Selon un communiqué de l’United Press International (via le Los Angeles Times), Edonia Elizabeth, Rosemary Jean et Etheldreda Flavia Fane avaient également été internées au Royal Earlswood Hospital ce même jour en 1941. (Elles sont également apparues dans « The Crown, » sur la photo.) Elles auraient reçu des diagnostics similaires aux étiquettes attribuées à Nerissa et Katherine, et étaient les filles de la sœur de leur mère, Harriet. À l’époque, deux des cinq femmes – Nerissa et Rosemary – étaient décédées.
En 2000, The Guardian s’est interrogé publiquement sur le peu de nouvelles de la princesse Alice à l’approche de son 99e anniversaire, accusant la famille royale d’avoir tendance à cacher ceux qui ne correspondaient pas à l’image. Ils l’avaient fait – en particulier avec leurs enfants – depuis longtemps. Ils ont cité le cas du prince John – qui aurait été le beau-frère d’Alice – né en 1905, ayant eu une crise d’épilepsie en 1909, et qui avait été exclu des cérémonies officielles comprenant le couronnement de son père en 1911. Lorsqu’il approchait de l’adolescence, il avait été isolé à Sandringham, où il est décédé en 1919. Il n’avait pas revu ses parents depuis plusieurs années.
Une tombe de pauvre
Nerissa Bowes-Lyon est décédée en 1986, un an avant que The Sun ne fasse les gros titres avec leur enquête sur l’existence des sœurs. À sa mort, elle n’a apparemment reçu aucune reconnaissance de plus qu’elle n’avait eu de son vivant : elle a été enterrée dans une tombe de pauvre au cimetière de Redstone, à Redhill, dans le Surrey (illustré ci-dessus), marquée initialement d’un simple bâton de plastique.
Dans un documentaire de 2011, certaines infirmières ayant pris soin des sœurs ont partagé leurs expériences avec elles, ainsi qu’aux funérailles de Nerissa. L’infirmière Sheila Ruwell a déclaré qu’elle était l’une des seules personnes présentes au chevet de Nerissa à sa tombe, et Bridie Tingley a ajouté (via The Sydney Morning Herald) : « Il n’y avait aucun lien avec la royauté. Ce n’est pas créditable pour eux. Ils auraient pu lui offrir des funérailles très somptueuses. Mais ils n’ont pas fait cela et elle a eu une tombe de pauvre. »
Katherine est décédée en 2014 et a été également inhumée à Redstone. Sa tombe était marquée d’une simple croix en bois, ce qui n’est pas passé inaperçu.
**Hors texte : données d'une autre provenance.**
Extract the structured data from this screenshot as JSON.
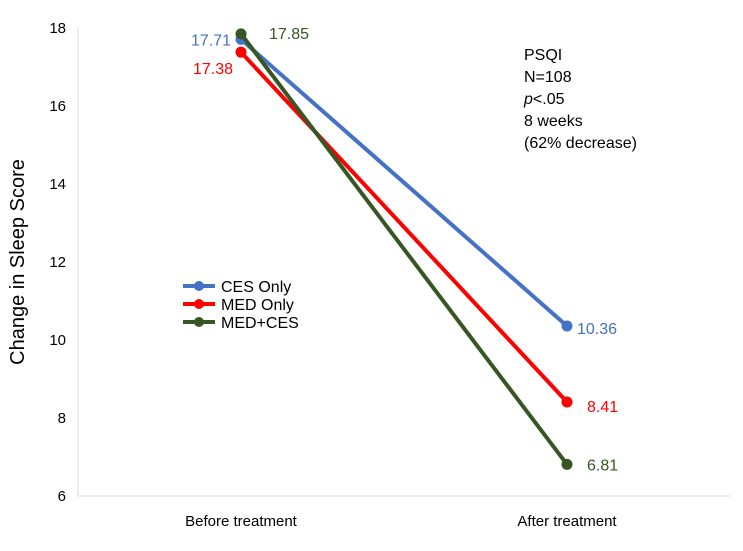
{
  "chart_data": {
    "type": "line",
    "title": "",
    "ylabel": "Change in Sleep Score",
    "xlabel": "",
    "categories": [
      "Before treatment",
      "After treatment"
    ],
    "ylim": [
      6,
      18
    ],
    "yticks": [
      6,
      8,
      10,
      12,
      14,
      16,
      18
    ],
    "grid": false,
    "legend_position": "middle-left",
    "series": [
      {
        "name": "CES Only",
        "color": "#4472c4",
        "values": [
          17.71,
          10.36
        ],
        "labels": [
          "17.71",
          "10.36"
        ]
      },
      {
        "name": "MED Only",
        "color": "#ff0000",
        "values": [
          17.38,
          8.41
        ],
        "labels": [
          "17.38",
          "8.41"
        ]
      },
      {
        "name": "MED+CES",
        "color": "#375623",
        "values": [
          17.85,
          6.81
        ],
        "labels": [
          "17.85",
          "6.81"
        ]
      }
    ],
    "annotation": {
      "line1": "PSQI",
      "line2": "N=108",
      "line3_italic": "p",
      "line3_rest": "<.05",
      "line4": "8 weeks",
      "line5": "(62% decrease)"
    }
  }
}
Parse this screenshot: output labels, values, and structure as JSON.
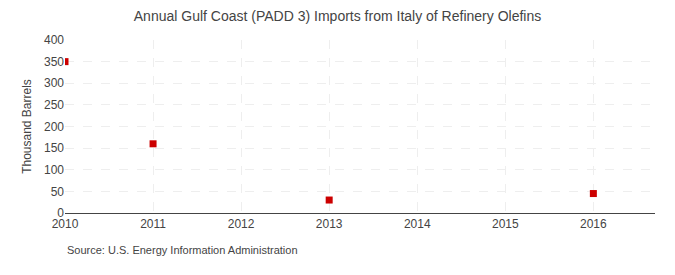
{
  "chart_data": {
    "type": "scatter",
    "title": "Annual Gulf Coast (PADD 3) Imports from Italy of Refinery Olefins",
    "y_label": "Thousand Barrels",
    "annotations": [
      "Source: U.S. Energy Information Administration"
    ],
    "x": [
      2010,
      2011,
      2013,
      2016
    ],
    "values": [
      350,
      160,
      30,
      45
    ],
    "color": "#cc0000",
    "marker": "square",
    "xlim": [
      2010,
      2016.7
    ],
    "xticks": [
      2010,
      2011,
      2012,
      2013,
      2014,
      2015,
      2016
    ],
    "ylim": [
      0,
      400
    ],
    "yticks": [
      0,
      50,
      100,
      150,
      200,
      250,
      300,
      350,
      400
    ],
    "grid": true
  }
}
Une pétition sur Change.org a demandé que les sœurs reçoivent des pierres tombales appropriées et que leurs lieux de repos soient entretenus, et depuis, la tombe de Nerissa a été marquée d’une pierre tombale.
Histoire
Il n’est pas passé inaperçu que la Reine Mère a longtemps été une mécène de Mencap.
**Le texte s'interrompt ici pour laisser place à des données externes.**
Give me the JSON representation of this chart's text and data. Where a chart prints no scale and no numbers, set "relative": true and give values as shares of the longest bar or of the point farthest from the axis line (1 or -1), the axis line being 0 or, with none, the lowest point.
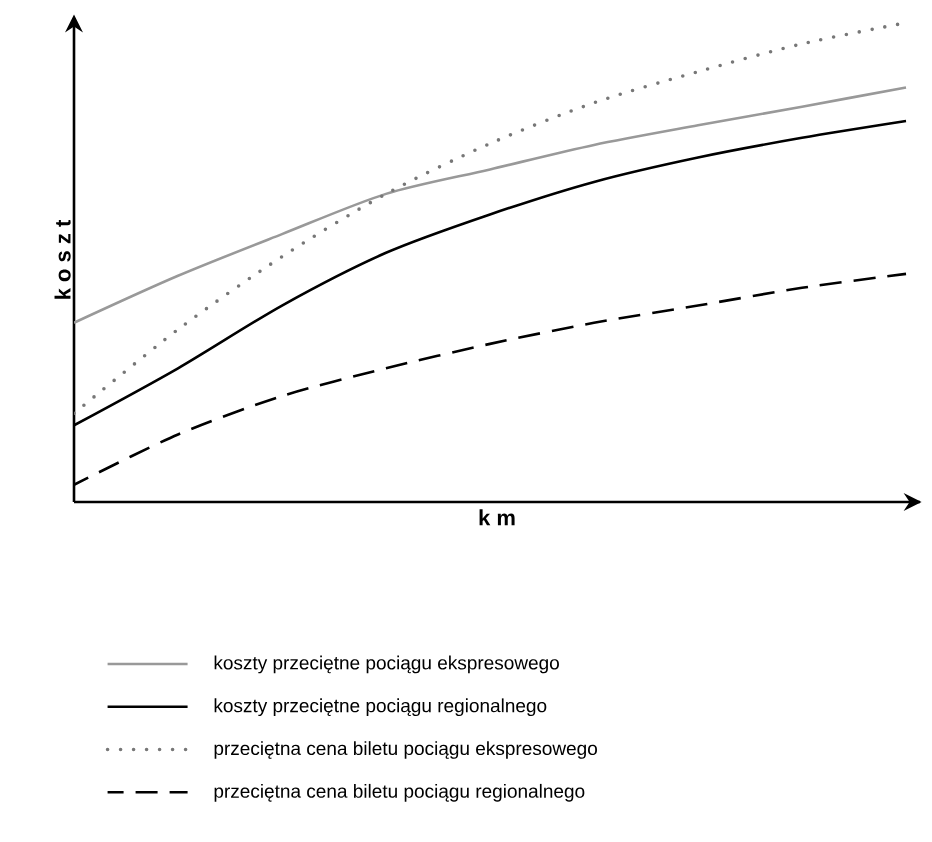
{
  "chart_data": {
    "type": "line",
    "relative": true,
    "xlabel": "k m",
    "ylabel": "k o s z t",
    "legend": "bottom",
    "categories": [
      null,
      null,
      null,
      null,
      null,
      null,
      null,
      null,
      null
    ],
    "series": [
      {
        "name": "koszty przeciętne pociągu ekspresowego",
        "color": "#999999",
        "line_style": "solid",
        "values": [
          0.374,
          0.472,
          0.559,
          0.643,
          0.694,
          0.745,
          0.786,
          0.825,
          0.865
        ]
      },
      {
        "name": "koszty przeciętne pociągu regionalnego",
        "color": "#000000",
        "line_style": "solid",
        "values": [
          0.16,
          0.279,
          0.41,
          0.52,
          0.6,
          0.668,
          0.719,
          0.76,
          0.795
        ]
      },
      {
        "name": "przeciętna cena biletu pociągu ekspresowego",
        "color": "#777777",
        "line_style": "dotted",
        "values": [
          0.185,
          0.36,
          0.512,
          0.643,
          0.748,
          0.833,
          0.898,
          0.956,
          1
        ]
      },
      {
        "name": "przeciętna cena biletu pociągu regionalnego",
        "color": "#000000",
        "line_style": "dashed",
        "values": [
          0.036,
          0.141,
          0.221,
          0.279,
          0.33,
          0.374,
          0.41,
          0.447,
          0.476
        ]
      }
    ]
  }
}
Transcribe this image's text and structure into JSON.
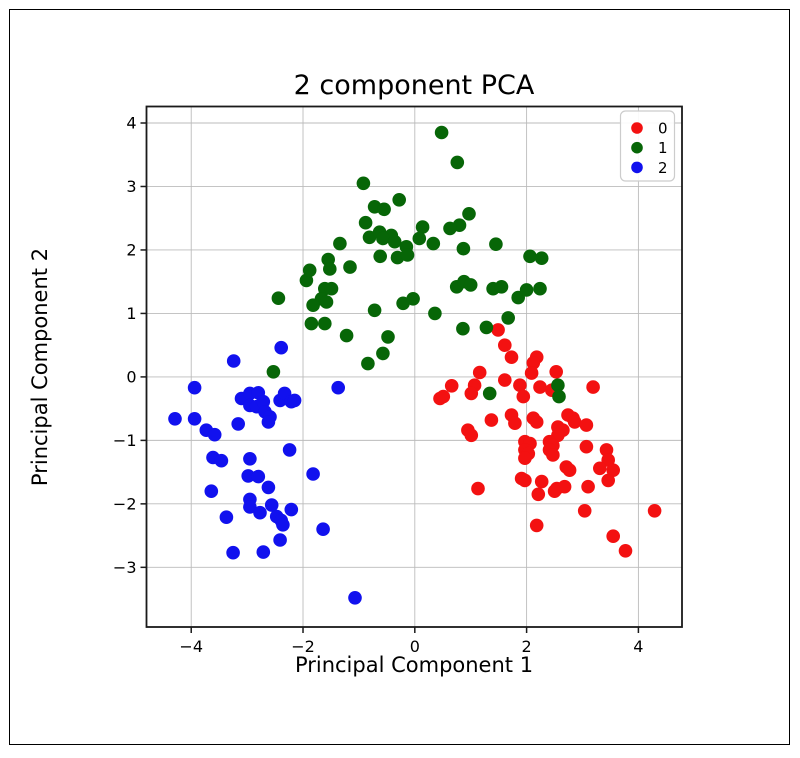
{
  "chart_data": {
    "type": "scatter",
    "title": "2 component PCA",
    "xlabel": "Principal Component 1",
    "ylabel": "Principal Component 2",
    "xlim": [
      -4.8,
      4.78
    ],
    "ylim": [
      -3.94,
      4.26
    ],
    "xticks": [
      -4,
      -2,
      0,
      2,
      4
    ],
    "yticks": [
      -3,
      -2,
      -1,
      0,
      1,
      2,
      3,
      4
    ],
    "grid": true,
    "grid_color": "#bbbbbb",
    "frame_color": "#1a1a1a",
    "legend_position": "upper right",
    "legend": [
      {
        "label": "0",
        "color": "#f31111"
      },
      {
        "label": "1",
        "color": "#076607"
      },
      {
        "label": "2",
        "color": "#1111ee"
      }
    ],
    "series": [
      {
        "name": "0",
        "color": "#f31111",
        "points": [
          [
            1.16,
            0.07
          ],
          [
            1.07,
            -0.13
          ],
          [
            0.66,
            -0.14
          ],
          [
            1.49,
            0.74
          ],
          [
            1.61,
            0.5
          ],
          [
            1.73,
            0.31
          ],
          [
            2.18,
            0.31
          ],
          [
            2.12,
            0.22
          ],
          [
            2.53,
            0.08
          ],
          [
            2.09,
            0.06
          ],
          [
            1.61,
            -0.05
          ],
          [
            1.88,
            -0.13
          ],
          [
            2.24,
            -0.16
          ],
          [
            3.19,
            -0.16
          ],
          [
            0.45,
            -0.34
          ],
          [
            0.51,
            -0.31
          ],
          [
            1.01,
            -0.26
          ],
          [
            1.94,
            -0.31
          ],
          [
            2.45,
            -0.21
          ],
          [
            1.37,
            -0.68
          ],
          [
            1.73,
            -0.6
          ],
          [
            1.79,
            -0.73
          ],
          [
            0.95,
            -0.84
          ],
          [
            1.01,
            -0.92
          ],
          [
            2.12,
            -0.65
          ],
          [
            2.18,
            -0.71
          ],
          [
            2.74,
            -0.6
          ],
          [
            2.83,
            -0.65
          ],
          [
            2.86,
            -0.71
          ],
          [
            3.07,
            -0.76
          ],
          [
            2.56,
            -0.79
          ],
          [
            2.65,
            -0.84
          ],
          [
            2.56,
            -0.92
          ],
          [
            1.97,
            -1.02
          ],
          [
            2.06,
            -1.05
          ],
          [
            2.41,
            -1.02
          ],
          [
            2.47,
            -1.08
          ],
          [
            2.41,
            -1.15
          ],
          [
            2.47,
            -1.23
          ],
          [
            1.97,
            -1.15
          ],
          [
            2.03,
            -1.21
          ],
          [
            1.97,
            -1.28
          ],
          [
            3.07,
            -1.1
          ],
          [
            3.43,
            -1.15
          ],
          [
            3.46,
            -1.31
          ],
          [
            2.71,
            -1.42
          ],
          [
            2.77,
            -1.47
          ],
          [
            3.31,
            -1.44
          ],
          [
            3.55,
            -1.47
          ],
          [
            1.91,
            -1.6
          ],
          [
            1.97,
            -1.63
          ],
          [
            2.27,
            -1.65
          ],
          [
            2.54,
            -1.76
          ],
          [
            2.68,
            -1.73
          ],
          [
            1.13,
            -1.76
          ],
          [
            3.1,
            -1.73
          ],
          [
            3.46,
            -1.63
          ],
          [
            2.21,
            -1.85
          ],
          [
            2.5,
            -1.8
          ],
          [
            3.04,
            -2.11
          ],
          [
            4.29,
            -2.11
          ],
          [
            2.18,
            -2.34
          ],
          [
            3.55,
            -2.51
          ],
          [
            3.77,
            -2.74
          ]
        ]
      },
      {
        "name": "1",
        "color": "#076607",
        "points": [
          [
            0.48,
            3.85
          ],
          [
            0.76,
            3.38
          ],
          [
            -0.92,
            3.05
          ],
          [
            -0.28,
            2.79
          ],
          [
            -0.72,
            2.68
          ],
          [
            -0.55,
            2.64
          ],
          [
            -0.88,
            2.43
          ],
          [
            0.97,
            2.57
          ],
          [
            0.8,
            2.39
          ],
          [
            0.63,
            2.34
          ],
          [
            0.14,
            2.36
          ],
          [
            0.08,
            2.18
          ],
          [
            -0.81,
            2.2
          ],
          [
            -0.63,
            2.28
          ],
          [
            -0.42,
            2.23
          ],
          [
            -0.57,
            2.18
          ],
          [
            -0.36,
            2.13
          ],
          [
            -1.34,
            2.1
          ],
          [
            -0.15,
            2.05
          ],
          [
            0.33,
            2.1
          ],
          [
            0.87,
            2.02
          ],
          [
            1.45,
            2.09
          ],
          [
            -1.55,
            1.85
          ],
          [
            -0.62,
            1.9
          ],
          [
            -0.31,
            1.88
          ],
          [
            -0.13,
            1.92
          ],
          [
            2.06,
            1.9
          ],
          [
            2.27,
            1.87
          ],
          [
            -2.44,
            1.24
          ],
          [
            -1.94,
            1.52
          ],
          [
            -1.88,
            1.68
          ],
          [
            -1.52,
            1.7
          ],
          [
            -1.61,
            1.39
          ],
          [
            -1.49,
            1.39
          ],
          [
            -1.67,
            1.23
          ],
          [
            -1.58,
            1.18
          ],
          [
            -1.82,
            1.13
          ],
          [
            -1.16,
            1.73
          ],
          [
            -0.21,
            1.16
          ],
          [
            -0.03,
            1.23
          ],
          [
            -0.72,
            1.05
          ],
          [
            0.36,
            1.0
          ],
          [
            0.75,
            1.42
          ],
          [
            0.88,
            1.5
          ],
          [
            1.0,
            1.45
          ],
          [
            1.4,
            1.39
          ],
          [
            1.55,
            1.42
          ],
          [
            1.85,
            1.25
          ],
          [
            2.0,
            1.37
          ],
          [
            2.24,
            1.39
          ],
          [
            0.86,
            0.76
          ],
          [
            1.28,
            0.78
          ],
          [
            1.67,
            0.93
          ],
          [
            -1.85,
            0.84
          ],
          [
            -1.61,
            0.84
          ],
          [
            -1.22,
            0.65
          ],
          [
            -0.48,
            0.63
          ],
          [
            -0.57,
            0.37
          ],
          [
            -0.84,
            0.21
          ],
          [
            -2.53,
            0.08
          ],
          [
            2.56,
            -0.13
          ],
          [
            2.58,
            -0.31
          ],
          [
            1.34,
            -0.26
          ]
        ]
      },
      {
        "name": "2",
        "color": "#1111ee",
        "points": [
          [
            -2.39,
            0.46
          ],
          [
            -3.24,
            0.25
          ],
          [
            -3.94,
            -0.17
          ],
          [
            -4.29,
            -0.66
          ],
          [
            -3.94,
            -0.66
          ],
          [
            -3.1,
            -0.34
          ],
          [
            -2.95,
            -0.26
          ],
          [
            -2.8,
            -0.25
          ],
          [
            -2.95,
            -0.45
          ],
          [
            -2.83,
            -0.47
          ],
          [
            -2.71,
            -0.39
          ],
          [
            -2.68,
            -0.55
          ],
          [
            -2.59,
            -0.63
          ],
          [
            -2.41,
            -0.37
          ],
          [
            -2.33,
            -0.26
          ],
          [
            -2.21,
            -0.39
          ],
          [
            -2.15,
            -0.37
          ],
          [
            -2.62,
            -0.71
          ],
          [
            -3.73,
            -0.84
          ],
          [
            -3.58,
            -0.91
          ],
          [
            -3.16,
            -0.74
          ],
          [
            -1.37,
            -0.17
          ],
          [
            -2.24,
            -1.15
          ],
          [
            -3.61,
            -1.27
          ],
          [
            -3.46,
            -1.32
          ],
          [
            -2.95,
            -1.29
          ],
          [
            -2.98,
            -1.56
          ],
          [
            -2.8,
            -1.57
          ],
          [
            -1.82,
            -1.53
          ],
          [
            -3.64,
            -1.8
          ],
          [
            -2.62,
            -1.74
          ],
          [
            -2.95,
            -1.93
          ],
          [
            -2.95,
            -2.05
          ],
          [
            -2.56,
            -2.02
          ],
          [
            -2.77,
            -2.14
          ],
          [
            -2.21,
            -2.09
          ],
          [
            -3.37,
            -2.21
          ],
          [
            -2.47,
            -2.2
          ],
          [
            -2.39,
            -2.26
          ],
          [
            -2.36,
            -2.33
          ],
          [
            -1.64,
            -2.4
          ],
          [
            -2.41,
            -2.57
          ],
          [
            -3.25,
            -2.77
          ],
          [
            -2.71,
            -2.76
          ],
          [
            -1.07,
            -3.48
          ]
        ]
      }
    ]
  }
}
Le tragique destin de Nerissa et Katherine Bowes-Lyon a attiré beaucoup d’attention lorsqu’elles ont été présentées dans un épisode de « The Crown ». Bien que Vanity Fair souligne que l’épisode comporte beaucoup d’embellissements, il y a aussi une part de vérité : des preuves indiquent que, tel que dépeint dans le spectacle, la Reine Mère (photographiée en 1971) avait connaissance des sœurs vers 1982. À ce moment-là, on rapporte qu’elle leur aurait envoyé de l’argent « qui était utilisé pour acheter des bonbons et des jouets ».
Ce qu’elle n’a pas fait, c’est les visiter, et avec un regard plus récent sur toute cette situation chaotique et triste, il n’est pas passé inaperçu que la Reine Mère était également une mécène de la Royal Society for Mentally Handicapped Children and Adults, ce qui a soulevé des questions gênantes sur pourquoi elle n’avait pas jugé bon de rectifier la situation concernant sa propre famille.
Buckingham Palace a toujours été très discret sur les sœurs, malgré le fait d’être toujours mécène de la même association. Désormais appelée Mencap, la famille royale, Buckingham Palace, et la Comtesse de Wessex ont organisé un grand banquet en 2017 pour commémorer 70 ans de soutien. Ils ont déclaré que « Mencap a une longue histoire royale », et ont loué un événement de 1963 où « la Reine Elizabeth, la Reine Mère, a inauguré le nouvel hospice et atelier de formation de Mencap à Slough. » À ce moment-là, les sœurs recevaient les dernières visites de leur famille.